Da das Gas heute in viel größeren Mengen zu haben ist, steht Jugendlichen mit einer handelsüblichen Kartusche knapp fünfmal so viel Lachgas zur Verfügung, wie die kleinste Menge, die laut der Studie zu gesundheitlichen Nebenwirkungen führte. Und häufig inhalieren Jugendliche statt zehn Ballons eben zwanzig oder dreißig. Einfach, weil es sich so gut anfühlt. In den sozialen Medien kursieren zahlreiche Videoclips, in denen junge Menschen zu sehen sind, die auf Schulhöfen tiefe Züge aus bunten Ballons nehmen und anschließend glücklich in den Himmel blinzeln.

Nach einem halben Jahr regelmäßigen Konsums können manche Use­r:in­nen nicht mehr laufen

Auch die Lachgas-Industrie scheint längst entdeckt zu haben, dass ihr Produkt als Droge taugt. Im Werbefilm des Lachgas-Anbieters Exotic Whip stoßen attraktive Erwachsene an einer Strandbar mit Sahne-Cocktails an, plaudern und lachen in die tropische Sonne. Offiziell handelt die Firma mit Kartuschen für Sahne-Aufschäumer – sie wirbt aber mit einer Tropenauszeit. Auf der Homepage ist Lachgas in verschiedenen Geschmacksrichtungen zu kaufen. Die haben auf den Geschmack der Sahne gar keinen Einfluss.

Damit Firmen auf Plattformen wie Tiktok nicht länger für Lachgas werben können, tritt Steindl für ein Verbot von Lachgas-Werbung ein. Außerdem befürwortet er die Beschränkung des Verkaufs an Minderjährige, wie es nun auch Bundesgesundheitsministerin Warken plant. In den Niederlanden hat das funktioniert: Seit dort die Lachgas-Abgabe streng geregelt wird, gingen die Anrufe beim holländischen Giftnotrufzentraum stark zurück. Steindl fordert zudem eine große Öffentlichkeitskampagne über die negativen Folgen von Lachgas.
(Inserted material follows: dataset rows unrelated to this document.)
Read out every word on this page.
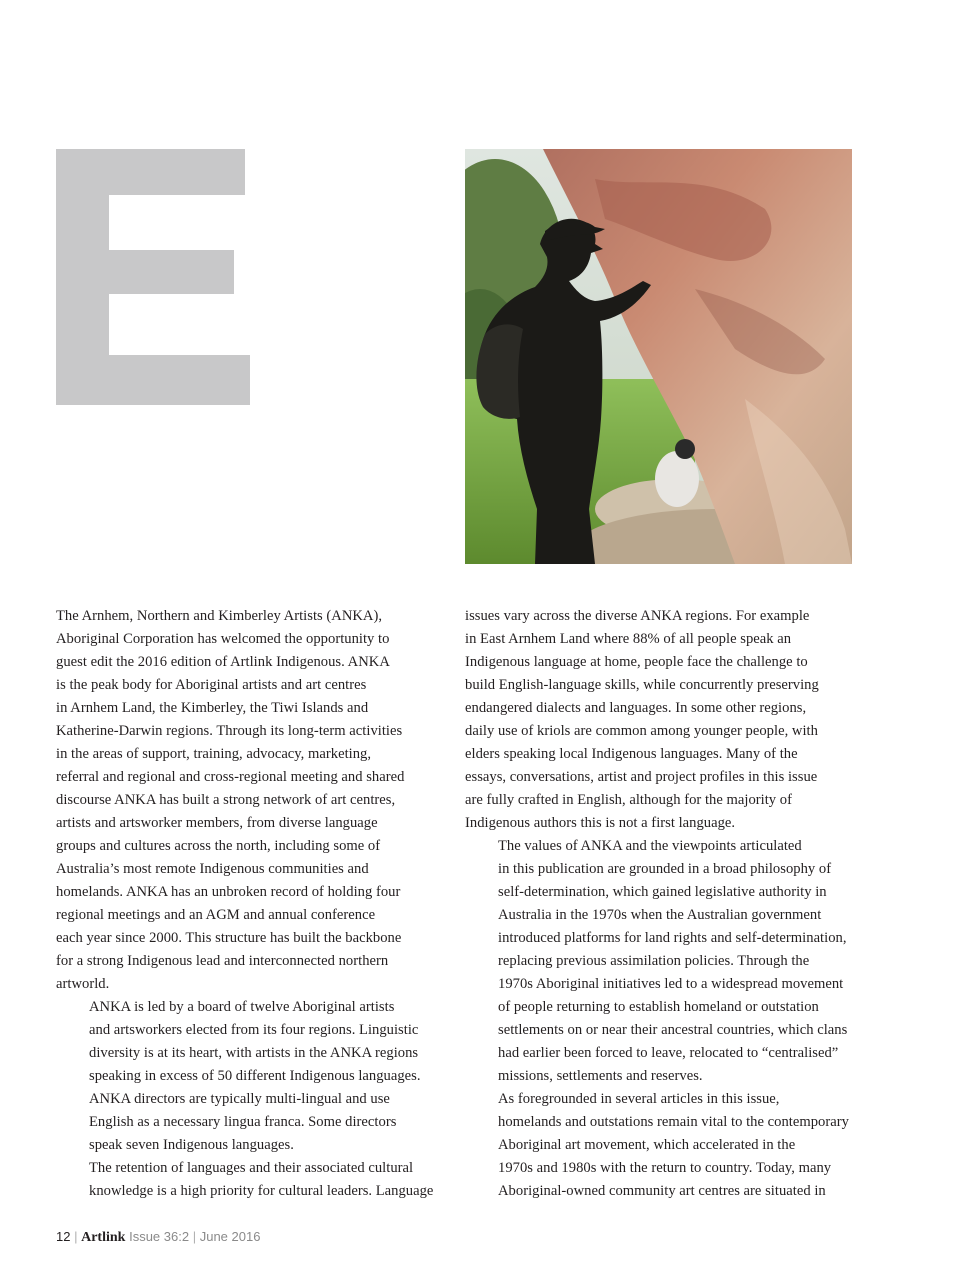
The Arnhem, Northern and Kimberley Artists (ANKA),
Aboriginal Corporation has welcomed the opportunity to
guest edit the 2016 edition of Artlink Indigenous. ANKA
is the peak body for Aboriginal artists and art centres
in Arnhem Land, the Kimberley, the Tiwi Islands and
Katherine-Darwin regions. Through its long-term activities
in the areas of support, training, advocacy, marketing,
referral and regional and cross-regional meeting and shared
discourse ANKA has built a strong network of art centres,
artists and artsworker members, from diverse language
groups and cultures across the north, including some of
Australia’s most remote Indigenous communities and
homelands. ANKA has an unbroken record of holding four
regional meetings and an AGM and annual conference
each year since 2000. This structure has built the backbone
for a strong Indigenous lead and interconnected northern
artworld.

ANKA is led by a board of twelve Aboriginal artists
and artsworkers elected from its four regions. Linguistic
diversity is at its heart, with artists in the ANKA regions
speaking in excess of 50 different Indigenous languages.
ANKA directors are typically multi-lingual and use
English as a necessary lingua franca. Some directors
speak seven Indigenous languages.

The retention of languages and their associated cultural
knowledge is a high priority for cultural leaders. Language

issues vary across the diverse ANKA regions. For example
in East Arnhem Land where 88% of all people speak an
Indigenous language at home, people face the challenge to
build English-language skills, while concurrently preserving
endangered dialects and languages. In some other regions,
daily use of kriols are common among younger people, with
elders speaking local Indigenous languages. Many of the
essays, conversations, artist and project profiles in this issue
are fully crafted in English, although for the majority of
Indigenous authors this is not a first language.

The values of ANKA and the viewpoints articulated
in this publication are grounded in a broad philosophy of
self-determination, which gained legislative authority in
Australia in the 1970s when the Australian government
introduced platforms for land rights and self-determination,
replacing previous assimilation policies. Through the
1970s Aboriginal initiatives led to a widespread movement
of people returning to establish homeland or outstation
settlements on or near their ancestral countries, which clans
had earlier been forced to leave, relocated to “centralised”
missions, settlements and reserves.

As foregrounded in several articles in this issue,
homelands and outstations remain vital to the contemporary
Aboriginal art movement, which accelerated in the
1970s and 1980s with the return to country. Today, many
Aboriginal-owned community art centres are situated in

12 | Artlink Issue 36:2 | June 2016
Auch die Polizei berichtet immer häufiger von benommen wirkende Au­to­fah­re­r:in­nen mit Lachgas-Kartuschen auf dem Beifahrersitz. Bisher konnte allerdings kein Test Lachgas zuverlässig nachweisen. Um damit Schluss zu machen, haben Rechtsmediziner aus Hamburg im November 2024 ein Analyseverfahren vorgestellt, mit dem Lachgas im Blut nachgewiesen werden kann. Bald soll der Service in ganz Deutschland zur Verfügung stehen.

Schließlich könnte auch das Ende der Kürzungspolitik gegen Lachgas helfen. Denn wo gute Lernbedingungen an Schulen und sinnvolle Freizeitangebote fehlen, suchen Jugendliche nach Entspannung – zum Beispiel mit ein paar Zügen Lachgas. Gut ausgestattete Jugendclubs, stark subventionierter Musikunterricht, hoch motivierte, weil gut bezahlte Leh­re­r:in­nen für schwierige Schulen – so könnten Jugendliche wohl ähnlich wirksam vom Lachgas-Schnüffeln abhalten werden wie durch ein Verbot.